The former Lok Sabha Speaker said his hopes were pinned on "big number of hidden votes" and equated himself to Obama making it to the White House. "We have (the case of) Barack Obama...Nobody thought a black man would ever occupy White House. If a black man can become the President of America, why can't an Adivasi become the President of India," the NCP leader said, whose won party NCP has refused to back him.
Interacting with members of the Indian Women's Press Corp (IWPC) Sangma said he "hopes" that a consensus would evolve on his candidature as "neither UPA nor NDA has numbers ... Besides there are a big number of hidden votes...you never know."
According to Sangma, neither Congress nor the Bharatiya Janata Party has the numbers needed to get their candidate elected to the post and the "third front like Samajwadi Party, Biju Janata Dal (BJD), Trinamool Congress (TMC) and AIADMK" will play a key role.
Sangma said that besides approaching parties, he was in touch with individual members. "The best part is that presidential election is through secret ballot and not a whip. So no one comes to know who voted for whom."

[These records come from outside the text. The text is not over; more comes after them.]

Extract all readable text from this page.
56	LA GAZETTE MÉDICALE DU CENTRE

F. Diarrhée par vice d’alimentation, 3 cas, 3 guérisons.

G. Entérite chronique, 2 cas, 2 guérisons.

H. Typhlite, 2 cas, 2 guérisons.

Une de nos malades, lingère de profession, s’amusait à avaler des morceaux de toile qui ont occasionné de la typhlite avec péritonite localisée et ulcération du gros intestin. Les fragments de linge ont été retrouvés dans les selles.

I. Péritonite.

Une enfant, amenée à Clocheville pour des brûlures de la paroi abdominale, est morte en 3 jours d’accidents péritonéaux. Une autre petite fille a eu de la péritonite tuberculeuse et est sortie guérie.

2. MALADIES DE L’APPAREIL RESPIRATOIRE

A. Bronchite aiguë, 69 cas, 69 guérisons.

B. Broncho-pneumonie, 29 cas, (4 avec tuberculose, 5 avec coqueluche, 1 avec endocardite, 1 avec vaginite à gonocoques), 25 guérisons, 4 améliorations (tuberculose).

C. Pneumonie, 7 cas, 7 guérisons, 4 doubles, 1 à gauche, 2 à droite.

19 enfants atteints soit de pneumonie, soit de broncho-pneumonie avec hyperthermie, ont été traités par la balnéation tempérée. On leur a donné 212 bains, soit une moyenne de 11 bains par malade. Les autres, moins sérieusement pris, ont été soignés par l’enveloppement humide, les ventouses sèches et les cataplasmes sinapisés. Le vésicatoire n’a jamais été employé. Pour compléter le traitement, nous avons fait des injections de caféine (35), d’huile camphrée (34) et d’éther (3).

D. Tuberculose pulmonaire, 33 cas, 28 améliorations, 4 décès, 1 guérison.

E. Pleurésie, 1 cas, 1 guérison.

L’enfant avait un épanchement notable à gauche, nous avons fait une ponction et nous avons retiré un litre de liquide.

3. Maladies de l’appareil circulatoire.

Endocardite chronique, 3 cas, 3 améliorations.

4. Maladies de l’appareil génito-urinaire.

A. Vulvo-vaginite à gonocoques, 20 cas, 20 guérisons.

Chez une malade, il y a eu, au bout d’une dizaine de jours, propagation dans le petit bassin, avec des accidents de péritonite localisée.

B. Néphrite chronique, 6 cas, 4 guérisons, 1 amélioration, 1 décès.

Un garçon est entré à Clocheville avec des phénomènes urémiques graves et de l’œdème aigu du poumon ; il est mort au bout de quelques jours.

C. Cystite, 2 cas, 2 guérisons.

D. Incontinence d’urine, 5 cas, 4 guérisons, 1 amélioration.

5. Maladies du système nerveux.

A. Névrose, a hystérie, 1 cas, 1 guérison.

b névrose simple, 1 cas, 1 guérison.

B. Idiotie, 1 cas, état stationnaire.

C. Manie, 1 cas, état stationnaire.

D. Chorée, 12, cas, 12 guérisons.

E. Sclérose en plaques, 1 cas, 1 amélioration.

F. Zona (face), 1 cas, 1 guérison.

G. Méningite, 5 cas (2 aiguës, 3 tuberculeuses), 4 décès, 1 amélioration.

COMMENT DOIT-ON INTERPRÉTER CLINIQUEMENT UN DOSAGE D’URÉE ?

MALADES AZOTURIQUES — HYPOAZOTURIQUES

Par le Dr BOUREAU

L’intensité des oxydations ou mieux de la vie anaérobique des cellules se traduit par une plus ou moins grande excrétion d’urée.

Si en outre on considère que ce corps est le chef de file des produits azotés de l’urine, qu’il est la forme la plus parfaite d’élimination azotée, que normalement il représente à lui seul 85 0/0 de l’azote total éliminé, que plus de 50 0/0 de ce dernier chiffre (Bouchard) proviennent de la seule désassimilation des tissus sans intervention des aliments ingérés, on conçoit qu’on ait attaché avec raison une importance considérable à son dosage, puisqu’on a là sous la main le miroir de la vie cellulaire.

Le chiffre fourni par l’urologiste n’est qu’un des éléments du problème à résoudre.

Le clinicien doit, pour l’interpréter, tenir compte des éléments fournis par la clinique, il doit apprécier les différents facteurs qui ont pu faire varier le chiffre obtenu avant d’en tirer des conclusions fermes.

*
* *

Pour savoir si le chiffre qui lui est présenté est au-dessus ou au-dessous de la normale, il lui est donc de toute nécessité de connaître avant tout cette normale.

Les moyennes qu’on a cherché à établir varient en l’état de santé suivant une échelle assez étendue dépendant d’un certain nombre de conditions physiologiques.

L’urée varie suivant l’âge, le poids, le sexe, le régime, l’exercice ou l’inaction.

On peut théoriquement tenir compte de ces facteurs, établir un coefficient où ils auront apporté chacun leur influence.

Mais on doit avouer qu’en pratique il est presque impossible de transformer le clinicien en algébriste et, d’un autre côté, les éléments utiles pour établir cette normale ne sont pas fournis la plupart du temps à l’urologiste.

"We have to wait to see how things turn up. As of now, parties are still discussing it and there is still time left," said the leader, who started his career as a journalist in a weekly magazine in the northeast. When asked about the appropriateness of his daughter and minister in the UPA government Agatha Sangma campaigning for his presidential prospects, Sangma said she had started the campaign for a tribal candidate but stopped it as soon as he entered the fray with the support of two leaders - CMs of TN and Orissa J Jayalalithaa and Naveen Patnaik.